The City moved forward on climate action, adopting a moratorium on the creation of new, or expansion of existing, large-scale fossil fuel facilities, and updating the greenhouse gas emissions inventory for City operations and the whole community for the first time in a decade. This set the scene for City Council to consider a range of climate action and carbon neutrality goals for the City and the community.

Water Station 1

The Department of Public Works added resiliency in community water delivery by completing construction of a new 4-million-gallon water reservoir at Water Station 1, which supplies about a quarter of the city’s drinking water.

The Heights District Plan

City Council adopted The Heights District Plan after a lengthy public engagement process, establishing a vision for redevelopment of a former commercial shopping mall into a transformative and vibrant mixed-use community in central Vancouver.

Park Upgrades

Vancouver Parks and Recreation redeveloped DuBois Park, completed upgrades at General Anderson, Edgewood and Hearthwood parks, and started construction on North Image Park.

Project Home Safe

Vancouver Fire Department’s Project Home Safe fire safety campaign reached more than 1,700 households using physically distanced and masked home visits to educate residents about simple ways to prevent common causes of fires.

Trees Planted

The Urban Forestry Program planted nearly 1,490 new large-caliper trees, surpassing its United Nations Trees in Cities Challenge pledge to plant 1,000 trees.

Community Engagement

The City hired a new Public Engagement Manager and offered residents a variety of online community engagement opportunities, including video open houses and presentations, surveys and more.

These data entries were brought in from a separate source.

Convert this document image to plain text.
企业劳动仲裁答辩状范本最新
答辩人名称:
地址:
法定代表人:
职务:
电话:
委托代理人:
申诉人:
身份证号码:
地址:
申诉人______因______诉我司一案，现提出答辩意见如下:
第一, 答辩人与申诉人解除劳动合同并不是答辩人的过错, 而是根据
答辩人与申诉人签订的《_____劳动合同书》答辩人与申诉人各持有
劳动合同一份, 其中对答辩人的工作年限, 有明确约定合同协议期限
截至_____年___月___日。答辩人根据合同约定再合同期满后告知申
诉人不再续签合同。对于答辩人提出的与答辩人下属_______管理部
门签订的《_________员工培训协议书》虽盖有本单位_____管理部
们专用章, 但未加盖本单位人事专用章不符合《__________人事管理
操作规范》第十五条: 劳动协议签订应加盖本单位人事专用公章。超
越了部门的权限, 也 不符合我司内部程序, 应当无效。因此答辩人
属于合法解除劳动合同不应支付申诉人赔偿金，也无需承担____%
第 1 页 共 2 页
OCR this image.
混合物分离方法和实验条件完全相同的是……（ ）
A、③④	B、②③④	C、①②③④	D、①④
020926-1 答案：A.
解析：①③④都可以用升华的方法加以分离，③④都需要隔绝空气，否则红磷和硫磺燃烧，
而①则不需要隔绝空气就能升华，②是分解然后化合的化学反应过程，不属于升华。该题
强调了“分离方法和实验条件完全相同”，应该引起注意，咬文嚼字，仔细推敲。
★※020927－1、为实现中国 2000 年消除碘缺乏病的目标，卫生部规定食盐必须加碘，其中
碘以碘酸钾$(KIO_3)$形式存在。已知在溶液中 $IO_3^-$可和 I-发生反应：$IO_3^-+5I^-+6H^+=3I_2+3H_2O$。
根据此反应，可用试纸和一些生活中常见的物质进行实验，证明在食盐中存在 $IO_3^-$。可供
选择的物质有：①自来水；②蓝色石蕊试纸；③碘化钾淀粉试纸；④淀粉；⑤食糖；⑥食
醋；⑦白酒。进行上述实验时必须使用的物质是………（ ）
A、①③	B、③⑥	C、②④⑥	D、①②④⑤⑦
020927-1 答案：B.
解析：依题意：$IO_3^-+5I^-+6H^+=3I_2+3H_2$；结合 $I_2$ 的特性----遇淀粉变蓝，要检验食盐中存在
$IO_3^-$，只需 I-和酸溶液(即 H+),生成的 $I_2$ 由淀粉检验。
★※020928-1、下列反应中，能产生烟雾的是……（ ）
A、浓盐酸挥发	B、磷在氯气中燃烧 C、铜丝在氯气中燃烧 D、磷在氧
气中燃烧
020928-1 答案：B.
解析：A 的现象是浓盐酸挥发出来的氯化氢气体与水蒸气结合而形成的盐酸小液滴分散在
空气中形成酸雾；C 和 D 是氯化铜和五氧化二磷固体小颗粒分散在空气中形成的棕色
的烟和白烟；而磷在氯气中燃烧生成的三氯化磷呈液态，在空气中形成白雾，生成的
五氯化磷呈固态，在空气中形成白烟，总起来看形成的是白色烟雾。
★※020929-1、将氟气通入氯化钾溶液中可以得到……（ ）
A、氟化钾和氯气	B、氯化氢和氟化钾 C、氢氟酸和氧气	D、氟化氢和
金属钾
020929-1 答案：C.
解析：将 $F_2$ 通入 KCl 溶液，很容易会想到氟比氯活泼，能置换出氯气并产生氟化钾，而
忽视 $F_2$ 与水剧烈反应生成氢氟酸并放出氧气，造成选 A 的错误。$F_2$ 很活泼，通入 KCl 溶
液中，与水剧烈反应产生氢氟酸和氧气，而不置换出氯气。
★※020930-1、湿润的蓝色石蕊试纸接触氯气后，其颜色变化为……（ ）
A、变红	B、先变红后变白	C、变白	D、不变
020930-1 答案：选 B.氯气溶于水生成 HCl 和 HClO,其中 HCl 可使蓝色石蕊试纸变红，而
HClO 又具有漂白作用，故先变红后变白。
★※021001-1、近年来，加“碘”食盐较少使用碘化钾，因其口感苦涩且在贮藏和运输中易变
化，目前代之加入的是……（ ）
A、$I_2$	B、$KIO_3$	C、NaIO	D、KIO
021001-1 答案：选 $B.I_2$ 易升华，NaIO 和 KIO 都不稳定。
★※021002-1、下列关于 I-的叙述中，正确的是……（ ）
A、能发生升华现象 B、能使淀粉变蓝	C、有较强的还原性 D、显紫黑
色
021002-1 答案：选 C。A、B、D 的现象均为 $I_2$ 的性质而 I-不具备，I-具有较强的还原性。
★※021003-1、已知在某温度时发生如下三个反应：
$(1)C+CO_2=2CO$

Culture, Arts and Heritage Grants

The City provided nearly $133,000 in Culture, Arts and Heritage grants to 11 organizations for projects including Ballet Foklorico’s Dia De Los Muertos celebration, Fort Vancouver-inspired “Nutcracker” costumes for Columbia Dance, an NAACP Vancouver black history art installation at the Vancouver Community Library, a film about Buffalo Soldiers in the Pacific Northwest, and several public art projects throughout the city.

Block 10 Sold

The City sold the long-undeveloped Block 10 property in downtown Vancouver (between Columbia and Washington streets and W. 8th and 9th streets) to Holland Partner Group and construction began on a six-story multi-use building featuring retail space, a parking garage, office space and apartment units.

Interactive Budget Review

The City furthered its commitment to transparency by creating an interactive budget review tool and an online dashboard so residents can monitor the City budget in real time.

LED Streetlights

The Department of Public Works upgraded nearly 12,000 streetlights to energy-efficient LED (Light Emitting Diode) technology, resulting in projected energy savings of $500,000 a year.

The Fourth Plain Commons

The City and the Vancouver Housing Authority designed and secured funding for development of the Fourth Plain Community Commons project, which will provide affordable housing above a community center and food entrepreneur incubator kitchen in the heart of the Fourth Plain International District.

$12 Million in Grants

The City secured nearly $12 million in grants in a range of services to support inventorying brownfields (properties where possible presence of hazardous substances stymie development), stormwater improvements, transportation projects, and fire and public safety education efforts, equipment and training.

Debt Refinanced

The City refinanced $7,045,000 in existing debt at a lower interest rate. The original debt was used to purchase City Hall, and the refinancing will save the City over $2.2 million in interest costs.